The columns annotated with @CreatedBy and @LastModifiedBy are populated with the name of the principal that created or last modified the entity. The information comes from SecurityContext‘s Authentication instance. If we want to customize values that are set to the annotated fields, we can implement the AuditorAware<T> interface:

public class AuditorAwareImpl implements AuditorAware<String> {
 
    @Override
    public String getCurrentAuditor() {
        // your custom logic
    }

}

In order to configure the app to use AuditorAwareImpl to look up the current principal, we declare a bean of AuditorAware type, initialized with an instance of AuditorAwareImpl, and specify the bean's name as the auditorAwareRef parameter's value in @EnableJpaAuditing:

@EnableJpaAuditing(auditorAwareRef="auditorProvider")
public class PersistenceConfig {
    
    //...
    
    @Bean
    AuditorAware<String> auditorProvider() {
        return new AuditorAwareImpl();
    }
    
    //...
    
}

5. Conclusion

In this article, we considered three approaches to implementing auditing functionality:

  • The pure JPA approach is the most basic and consists of using lifecycle callbacks. However, we're only allowed to modify the non-relationship state of an entity. This makes the @PreRemove callback useless for our purposes, as any settings we made in the method will be deleted along with the entity.
  • Envers is a mature auditing module provided by Hibernate.
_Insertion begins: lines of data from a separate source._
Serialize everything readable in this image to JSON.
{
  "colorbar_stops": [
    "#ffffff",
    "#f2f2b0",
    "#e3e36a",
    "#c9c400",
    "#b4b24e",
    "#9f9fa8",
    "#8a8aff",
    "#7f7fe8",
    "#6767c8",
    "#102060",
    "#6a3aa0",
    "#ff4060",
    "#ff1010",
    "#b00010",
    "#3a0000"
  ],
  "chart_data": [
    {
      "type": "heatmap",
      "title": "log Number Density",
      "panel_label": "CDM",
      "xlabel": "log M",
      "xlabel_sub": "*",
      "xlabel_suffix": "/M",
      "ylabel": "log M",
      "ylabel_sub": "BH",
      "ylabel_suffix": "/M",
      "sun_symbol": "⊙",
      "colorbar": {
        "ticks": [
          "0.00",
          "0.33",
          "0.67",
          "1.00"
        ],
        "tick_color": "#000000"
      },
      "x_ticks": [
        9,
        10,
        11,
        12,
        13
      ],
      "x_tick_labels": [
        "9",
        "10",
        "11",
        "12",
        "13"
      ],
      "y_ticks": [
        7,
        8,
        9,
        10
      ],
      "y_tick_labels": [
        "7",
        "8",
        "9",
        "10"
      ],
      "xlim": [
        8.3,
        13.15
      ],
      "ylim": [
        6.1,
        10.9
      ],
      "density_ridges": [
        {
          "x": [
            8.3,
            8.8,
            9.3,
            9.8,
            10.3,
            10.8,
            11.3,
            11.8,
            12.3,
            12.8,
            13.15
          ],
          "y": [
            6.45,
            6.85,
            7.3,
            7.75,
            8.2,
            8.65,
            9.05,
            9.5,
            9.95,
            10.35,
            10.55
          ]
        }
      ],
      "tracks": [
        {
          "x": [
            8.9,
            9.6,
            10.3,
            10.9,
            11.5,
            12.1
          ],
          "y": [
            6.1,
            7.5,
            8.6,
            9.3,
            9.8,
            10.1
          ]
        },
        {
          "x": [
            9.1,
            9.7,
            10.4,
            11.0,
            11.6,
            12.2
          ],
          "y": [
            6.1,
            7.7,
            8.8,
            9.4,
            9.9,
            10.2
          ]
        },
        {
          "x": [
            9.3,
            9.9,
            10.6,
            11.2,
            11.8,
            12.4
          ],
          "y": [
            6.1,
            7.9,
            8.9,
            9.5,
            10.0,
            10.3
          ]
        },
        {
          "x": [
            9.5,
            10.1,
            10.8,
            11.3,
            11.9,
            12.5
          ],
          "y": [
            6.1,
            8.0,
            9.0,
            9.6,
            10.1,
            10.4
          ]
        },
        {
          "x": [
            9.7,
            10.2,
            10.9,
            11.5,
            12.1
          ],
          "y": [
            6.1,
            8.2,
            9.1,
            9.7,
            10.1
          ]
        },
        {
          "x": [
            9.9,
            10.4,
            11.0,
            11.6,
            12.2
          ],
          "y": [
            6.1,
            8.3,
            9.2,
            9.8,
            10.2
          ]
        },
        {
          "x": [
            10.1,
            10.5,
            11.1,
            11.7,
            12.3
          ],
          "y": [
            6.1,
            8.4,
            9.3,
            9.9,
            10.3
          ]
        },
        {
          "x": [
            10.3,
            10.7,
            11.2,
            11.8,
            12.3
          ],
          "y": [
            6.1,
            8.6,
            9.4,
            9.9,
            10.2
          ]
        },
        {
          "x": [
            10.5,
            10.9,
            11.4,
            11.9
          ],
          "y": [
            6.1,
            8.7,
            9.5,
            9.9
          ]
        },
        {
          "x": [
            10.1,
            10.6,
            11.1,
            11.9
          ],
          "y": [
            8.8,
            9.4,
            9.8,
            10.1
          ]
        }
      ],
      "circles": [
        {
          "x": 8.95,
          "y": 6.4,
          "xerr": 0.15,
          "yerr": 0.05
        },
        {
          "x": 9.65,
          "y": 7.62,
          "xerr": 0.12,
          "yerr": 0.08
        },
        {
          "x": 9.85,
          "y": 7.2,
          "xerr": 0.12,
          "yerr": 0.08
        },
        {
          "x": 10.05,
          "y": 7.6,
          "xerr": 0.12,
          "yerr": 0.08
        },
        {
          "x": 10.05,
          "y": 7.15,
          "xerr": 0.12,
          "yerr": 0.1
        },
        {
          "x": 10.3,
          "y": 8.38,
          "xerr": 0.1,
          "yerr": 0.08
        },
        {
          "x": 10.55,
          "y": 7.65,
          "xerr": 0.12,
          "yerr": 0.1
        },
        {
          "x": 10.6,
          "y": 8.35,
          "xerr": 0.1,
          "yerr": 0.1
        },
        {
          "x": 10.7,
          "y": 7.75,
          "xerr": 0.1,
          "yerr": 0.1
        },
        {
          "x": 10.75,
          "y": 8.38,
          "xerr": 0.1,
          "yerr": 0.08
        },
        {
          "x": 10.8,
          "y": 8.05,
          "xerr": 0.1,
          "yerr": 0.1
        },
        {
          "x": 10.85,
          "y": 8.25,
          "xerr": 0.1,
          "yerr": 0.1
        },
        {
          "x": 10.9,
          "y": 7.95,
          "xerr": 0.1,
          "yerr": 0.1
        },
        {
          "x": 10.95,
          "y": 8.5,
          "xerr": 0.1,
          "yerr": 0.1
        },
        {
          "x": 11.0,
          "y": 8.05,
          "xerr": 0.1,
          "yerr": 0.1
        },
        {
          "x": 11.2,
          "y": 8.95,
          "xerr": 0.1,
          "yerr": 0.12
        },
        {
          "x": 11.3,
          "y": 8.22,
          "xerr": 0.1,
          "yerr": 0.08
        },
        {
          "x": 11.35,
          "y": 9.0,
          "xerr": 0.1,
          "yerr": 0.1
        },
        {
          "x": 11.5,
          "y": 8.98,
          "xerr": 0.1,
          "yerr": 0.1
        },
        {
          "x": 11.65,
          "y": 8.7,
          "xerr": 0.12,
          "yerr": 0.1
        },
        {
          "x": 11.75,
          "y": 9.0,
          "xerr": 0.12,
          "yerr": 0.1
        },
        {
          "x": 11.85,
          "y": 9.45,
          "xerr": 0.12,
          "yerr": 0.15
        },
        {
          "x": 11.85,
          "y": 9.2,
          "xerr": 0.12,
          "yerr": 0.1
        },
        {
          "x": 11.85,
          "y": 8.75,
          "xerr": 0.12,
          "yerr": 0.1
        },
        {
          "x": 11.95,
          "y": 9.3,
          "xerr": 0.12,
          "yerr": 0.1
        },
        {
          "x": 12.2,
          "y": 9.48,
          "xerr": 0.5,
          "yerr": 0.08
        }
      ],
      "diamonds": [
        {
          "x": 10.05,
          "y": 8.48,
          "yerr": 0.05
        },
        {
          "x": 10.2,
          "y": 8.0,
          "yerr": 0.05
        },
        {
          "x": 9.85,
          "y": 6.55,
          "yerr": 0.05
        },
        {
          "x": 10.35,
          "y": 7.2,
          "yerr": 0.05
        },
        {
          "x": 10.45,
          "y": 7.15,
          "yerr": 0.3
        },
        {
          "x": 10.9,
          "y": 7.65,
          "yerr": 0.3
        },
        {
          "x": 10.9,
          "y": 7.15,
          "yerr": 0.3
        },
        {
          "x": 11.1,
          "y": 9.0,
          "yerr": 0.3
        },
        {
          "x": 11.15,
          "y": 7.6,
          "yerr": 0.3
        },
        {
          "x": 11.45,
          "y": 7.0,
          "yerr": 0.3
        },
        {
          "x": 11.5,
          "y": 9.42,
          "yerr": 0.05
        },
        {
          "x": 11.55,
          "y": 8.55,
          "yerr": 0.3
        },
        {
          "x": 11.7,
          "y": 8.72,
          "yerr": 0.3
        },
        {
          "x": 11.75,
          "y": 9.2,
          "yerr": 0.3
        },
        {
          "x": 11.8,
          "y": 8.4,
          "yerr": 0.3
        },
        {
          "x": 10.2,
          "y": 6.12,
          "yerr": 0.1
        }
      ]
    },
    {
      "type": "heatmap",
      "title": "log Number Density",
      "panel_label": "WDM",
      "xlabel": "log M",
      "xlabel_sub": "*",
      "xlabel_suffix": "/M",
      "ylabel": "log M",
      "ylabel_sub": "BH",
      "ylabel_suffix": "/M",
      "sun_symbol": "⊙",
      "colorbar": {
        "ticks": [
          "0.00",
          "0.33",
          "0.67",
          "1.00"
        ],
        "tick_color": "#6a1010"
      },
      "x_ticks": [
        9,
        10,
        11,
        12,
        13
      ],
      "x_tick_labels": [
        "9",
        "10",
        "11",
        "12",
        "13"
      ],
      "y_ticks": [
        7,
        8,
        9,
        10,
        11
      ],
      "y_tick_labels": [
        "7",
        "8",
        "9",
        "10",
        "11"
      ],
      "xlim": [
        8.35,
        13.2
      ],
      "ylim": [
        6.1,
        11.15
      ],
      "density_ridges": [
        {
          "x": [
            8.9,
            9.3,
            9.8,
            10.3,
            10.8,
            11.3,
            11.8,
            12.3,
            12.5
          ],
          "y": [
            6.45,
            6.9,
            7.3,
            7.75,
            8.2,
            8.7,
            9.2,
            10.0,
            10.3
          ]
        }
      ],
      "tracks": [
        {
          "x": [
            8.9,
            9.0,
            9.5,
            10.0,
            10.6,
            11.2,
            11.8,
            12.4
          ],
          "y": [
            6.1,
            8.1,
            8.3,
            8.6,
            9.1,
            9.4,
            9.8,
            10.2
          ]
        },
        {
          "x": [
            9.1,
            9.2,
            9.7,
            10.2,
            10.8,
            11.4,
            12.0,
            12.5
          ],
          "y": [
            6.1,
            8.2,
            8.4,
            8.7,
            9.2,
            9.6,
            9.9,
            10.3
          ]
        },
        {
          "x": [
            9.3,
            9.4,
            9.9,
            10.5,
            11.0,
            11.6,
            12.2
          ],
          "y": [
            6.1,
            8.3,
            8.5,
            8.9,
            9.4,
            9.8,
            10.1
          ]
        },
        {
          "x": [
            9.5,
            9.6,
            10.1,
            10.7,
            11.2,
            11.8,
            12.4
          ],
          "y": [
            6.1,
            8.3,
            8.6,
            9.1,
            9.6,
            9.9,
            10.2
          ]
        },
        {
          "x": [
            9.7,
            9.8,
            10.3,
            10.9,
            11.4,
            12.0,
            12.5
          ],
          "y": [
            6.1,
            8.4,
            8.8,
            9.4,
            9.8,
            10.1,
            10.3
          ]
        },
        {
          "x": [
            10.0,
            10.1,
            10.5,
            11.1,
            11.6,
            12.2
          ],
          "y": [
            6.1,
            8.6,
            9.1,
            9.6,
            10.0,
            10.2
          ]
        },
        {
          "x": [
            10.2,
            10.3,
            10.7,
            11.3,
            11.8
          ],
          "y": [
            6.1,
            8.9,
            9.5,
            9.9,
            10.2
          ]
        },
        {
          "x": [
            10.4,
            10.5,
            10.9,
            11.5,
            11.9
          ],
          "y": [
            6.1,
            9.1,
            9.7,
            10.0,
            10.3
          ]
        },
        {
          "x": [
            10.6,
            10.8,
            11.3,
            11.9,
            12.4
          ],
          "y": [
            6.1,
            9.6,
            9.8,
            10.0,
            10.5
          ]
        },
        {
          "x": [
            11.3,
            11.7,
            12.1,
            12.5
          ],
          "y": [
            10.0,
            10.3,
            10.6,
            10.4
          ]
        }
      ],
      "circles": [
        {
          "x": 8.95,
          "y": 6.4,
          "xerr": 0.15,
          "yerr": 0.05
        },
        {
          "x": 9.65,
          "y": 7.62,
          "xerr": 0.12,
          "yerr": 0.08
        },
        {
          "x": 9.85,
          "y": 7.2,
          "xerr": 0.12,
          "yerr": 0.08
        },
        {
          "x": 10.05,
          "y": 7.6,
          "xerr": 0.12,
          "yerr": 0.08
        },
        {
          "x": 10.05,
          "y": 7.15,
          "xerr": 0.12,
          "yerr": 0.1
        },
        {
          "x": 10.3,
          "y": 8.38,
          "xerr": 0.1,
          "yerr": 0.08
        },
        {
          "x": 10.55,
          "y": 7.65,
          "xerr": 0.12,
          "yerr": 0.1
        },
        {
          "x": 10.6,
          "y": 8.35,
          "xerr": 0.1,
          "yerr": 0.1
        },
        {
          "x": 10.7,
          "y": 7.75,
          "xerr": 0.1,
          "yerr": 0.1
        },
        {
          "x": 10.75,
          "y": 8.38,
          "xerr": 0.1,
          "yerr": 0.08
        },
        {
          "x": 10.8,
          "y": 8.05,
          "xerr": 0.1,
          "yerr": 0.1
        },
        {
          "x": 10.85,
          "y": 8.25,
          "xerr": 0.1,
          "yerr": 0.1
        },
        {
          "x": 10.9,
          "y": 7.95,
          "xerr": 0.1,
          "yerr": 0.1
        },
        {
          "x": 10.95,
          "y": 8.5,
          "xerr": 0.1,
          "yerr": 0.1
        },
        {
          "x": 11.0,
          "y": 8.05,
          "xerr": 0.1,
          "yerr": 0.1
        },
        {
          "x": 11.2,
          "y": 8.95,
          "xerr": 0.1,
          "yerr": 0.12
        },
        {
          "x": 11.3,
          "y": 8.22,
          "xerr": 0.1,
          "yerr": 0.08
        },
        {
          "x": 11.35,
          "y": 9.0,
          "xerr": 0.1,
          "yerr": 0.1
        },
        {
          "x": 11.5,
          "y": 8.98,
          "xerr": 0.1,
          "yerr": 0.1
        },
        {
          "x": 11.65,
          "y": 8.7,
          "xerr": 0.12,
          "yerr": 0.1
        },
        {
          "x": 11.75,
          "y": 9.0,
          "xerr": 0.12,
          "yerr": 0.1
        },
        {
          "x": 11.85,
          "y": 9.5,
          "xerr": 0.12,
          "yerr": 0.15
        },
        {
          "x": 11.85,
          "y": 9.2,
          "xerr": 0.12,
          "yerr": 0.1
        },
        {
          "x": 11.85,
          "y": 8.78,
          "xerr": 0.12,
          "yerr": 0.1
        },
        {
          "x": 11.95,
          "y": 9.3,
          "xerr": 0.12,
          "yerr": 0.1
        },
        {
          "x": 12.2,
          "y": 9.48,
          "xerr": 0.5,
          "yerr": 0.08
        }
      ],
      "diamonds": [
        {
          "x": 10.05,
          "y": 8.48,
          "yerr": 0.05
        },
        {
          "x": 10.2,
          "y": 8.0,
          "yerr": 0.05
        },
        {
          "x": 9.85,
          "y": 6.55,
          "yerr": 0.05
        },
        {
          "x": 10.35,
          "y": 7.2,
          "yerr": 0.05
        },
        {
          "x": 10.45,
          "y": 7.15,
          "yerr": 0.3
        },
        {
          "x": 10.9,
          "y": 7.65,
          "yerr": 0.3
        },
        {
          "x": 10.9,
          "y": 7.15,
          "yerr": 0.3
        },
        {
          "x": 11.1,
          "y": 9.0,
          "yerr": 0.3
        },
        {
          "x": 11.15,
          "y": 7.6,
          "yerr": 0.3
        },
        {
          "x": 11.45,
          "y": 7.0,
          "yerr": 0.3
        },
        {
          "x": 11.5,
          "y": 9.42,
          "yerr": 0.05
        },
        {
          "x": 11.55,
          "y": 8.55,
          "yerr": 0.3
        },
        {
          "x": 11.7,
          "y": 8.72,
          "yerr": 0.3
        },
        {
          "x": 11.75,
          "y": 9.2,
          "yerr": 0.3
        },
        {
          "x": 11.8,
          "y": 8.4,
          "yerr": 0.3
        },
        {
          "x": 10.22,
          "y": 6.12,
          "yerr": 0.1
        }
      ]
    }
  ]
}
It's highly configurable and lacks the flaws of the pure JPA implementation. Thus, it allows us to audit the delete operation, as it logs into tables other than the entity's table.
  • The Spring Data JPA approach abstracts working with JPA callbacks and provides handy annotations for auditing properties. It's also ready for integration with Spring Security. The disadvantage is that it inherits the same flaws of the JPA approach, so the delete operation can't be audited.

The examples for this article are available in a GitHub repository.